Friday, June 24, 2011

A Documentary of "A Concept of Existence in its Totality"

Imagine a work so large that it mirrors the entire world.
One is only an instrument the universe plays upon.
Gustav Mahler

I'm going to try to sell you on watching at least just a few minutes of a fantastic video on an incredible piece of artistic expression.

Gustav Mahler (July 7, 1860 - May 18, 1911) is typically considered one of history's great composers.  While his name may not be as universally familiar as Mozart or Beethoven his compositions have had an immense impact on music in the 20th and 21st centuries and are regularly played in concert houses around the world.

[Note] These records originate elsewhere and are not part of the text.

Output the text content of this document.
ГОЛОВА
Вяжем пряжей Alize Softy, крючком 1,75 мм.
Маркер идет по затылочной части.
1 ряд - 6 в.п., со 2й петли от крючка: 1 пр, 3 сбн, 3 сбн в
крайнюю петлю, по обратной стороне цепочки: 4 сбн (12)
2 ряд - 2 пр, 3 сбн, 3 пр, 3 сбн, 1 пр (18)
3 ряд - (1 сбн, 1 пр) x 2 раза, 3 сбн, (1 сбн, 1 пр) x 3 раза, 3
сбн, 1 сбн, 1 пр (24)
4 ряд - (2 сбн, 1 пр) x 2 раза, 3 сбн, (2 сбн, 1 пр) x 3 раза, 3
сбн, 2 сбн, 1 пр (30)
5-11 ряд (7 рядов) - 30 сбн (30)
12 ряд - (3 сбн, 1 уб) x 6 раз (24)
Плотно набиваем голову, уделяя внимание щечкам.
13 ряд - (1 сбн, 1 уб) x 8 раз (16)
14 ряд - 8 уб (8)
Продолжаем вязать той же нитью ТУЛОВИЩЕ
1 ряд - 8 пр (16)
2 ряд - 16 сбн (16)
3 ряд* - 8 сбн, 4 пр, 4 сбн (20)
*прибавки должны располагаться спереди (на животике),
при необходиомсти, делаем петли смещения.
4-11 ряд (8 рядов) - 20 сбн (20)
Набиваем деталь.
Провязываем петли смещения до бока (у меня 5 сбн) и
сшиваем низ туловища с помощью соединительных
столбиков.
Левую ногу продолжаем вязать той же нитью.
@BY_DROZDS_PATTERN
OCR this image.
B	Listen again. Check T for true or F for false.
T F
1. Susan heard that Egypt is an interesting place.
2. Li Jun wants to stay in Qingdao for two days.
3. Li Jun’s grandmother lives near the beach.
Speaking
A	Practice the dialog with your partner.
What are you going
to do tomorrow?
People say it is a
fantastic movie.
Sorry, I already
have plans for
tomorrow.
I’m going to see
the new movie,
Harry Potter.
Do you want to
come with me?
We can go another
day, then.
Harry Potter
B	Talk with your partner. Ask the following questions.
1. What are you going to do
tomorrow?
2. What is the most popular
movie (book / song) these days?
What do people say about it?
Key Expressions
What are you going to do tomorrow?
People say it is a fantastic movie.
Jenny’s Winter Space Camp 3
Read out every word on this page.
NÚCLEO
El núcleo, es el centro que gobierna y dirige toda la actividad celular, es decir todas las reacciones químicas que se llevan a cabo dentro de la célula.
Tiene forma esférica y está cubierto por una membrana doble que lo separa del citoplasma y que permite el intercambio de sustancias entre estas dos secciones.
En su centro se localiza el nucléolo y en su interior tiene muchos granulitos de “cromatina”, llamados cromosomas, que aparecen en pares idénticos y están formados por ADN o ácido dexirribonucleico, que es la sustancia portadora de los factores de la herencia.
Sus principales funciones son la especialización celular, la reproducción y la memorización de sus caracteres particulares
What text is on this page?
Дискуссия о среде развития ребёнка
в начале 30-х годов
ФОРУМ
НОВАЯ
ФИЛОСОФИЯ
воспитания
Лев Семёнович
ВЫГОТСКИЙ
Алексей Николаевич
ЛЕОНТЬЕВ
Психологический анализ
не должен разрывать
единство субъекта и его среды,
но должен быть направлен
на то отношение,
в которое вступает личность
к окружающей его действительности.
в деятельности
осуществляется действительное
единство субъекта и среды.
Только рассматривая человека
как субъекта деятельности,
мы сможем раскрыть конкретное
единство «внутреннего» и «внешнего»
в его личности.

Most of his work can be found in his series of massive symphonies.  Of these, the longest was Symphony No. 3.  It's not just about "music" but directly draws upon ideas in philosophy, theology, literature,  and science.  This is not the elevator music I think many associate with the term "classical music".  It has an emotional breadth, depth, and intensity that can leave one staggered.  As described by Tony Duggan:
It was largely composed in the summer of 1895 after an exhausting and troubling period that pitched him into feverish creative activity.  Bruno Walter visited him at that time and as Mahler met him off the ferry Walter looked up at the spectacular alpine vistas around him only to be told: "No use looking up there, that’s all been composed by me."  Mahler was inspired by the grandeur around him at the very deepest level of feeling and also by visions of Pan and Dionysus.  In fact by a sense of every natural creative force in the universe infusing him into "one great hymn to the glory of every aspect of creation", or, as Deryck Cooke put it: "a concept of existence in its totality."
For many, such a large piece can be intimidating -- especially since it lasts at least 90 minutes.  However, recently I've come across a documentary "What the Universe Tells Me - Unraveling the Mysteries of Mahler's Third Symphony" that helps make this piece more accessible.  It's probably the best documentary I've seen for a piece of classical music -- especially in terms of acting as a guide for people with no formal training in or significant exposure to classical music.  H/T to a tweet by Net Jacobsson (see here for purchase and reviews).

Much of Mahler's music is programmatic, it has a story to tell, and Mahler's Third is no different.  The documentary reveals that a reviewer of one of the first performances of the symphony wrote that the 3rd movement reminded him of a particular poem.  When Mahler later saw the review he was "astounded" and later called in the reviewer to express that it was exactly the poem he had in mind.

For now at least, the documentary is available on YouTube.  I hope the publishers allow it to remain there as I think it can attract help attract attention from people who otherwise would have never considered purchasing this or similar documentaries.

Whatever you may feel about classical music, I highly recommend giving the video at least 5-6 minutes of your time.  See what you think -- you may be surprised.

Part 1:

Part 2:

Part 3:

Part 4:

If that caught your attention I further recommend listening to the actual symphony.  Try to set aside the 90+ minutes to listen to it in a single sitting without interruption (although a break after the first movement is common for live performances).  As one learns the "language" of the piece more of its beauty, intricacy, and ideas will be revealed with every listening.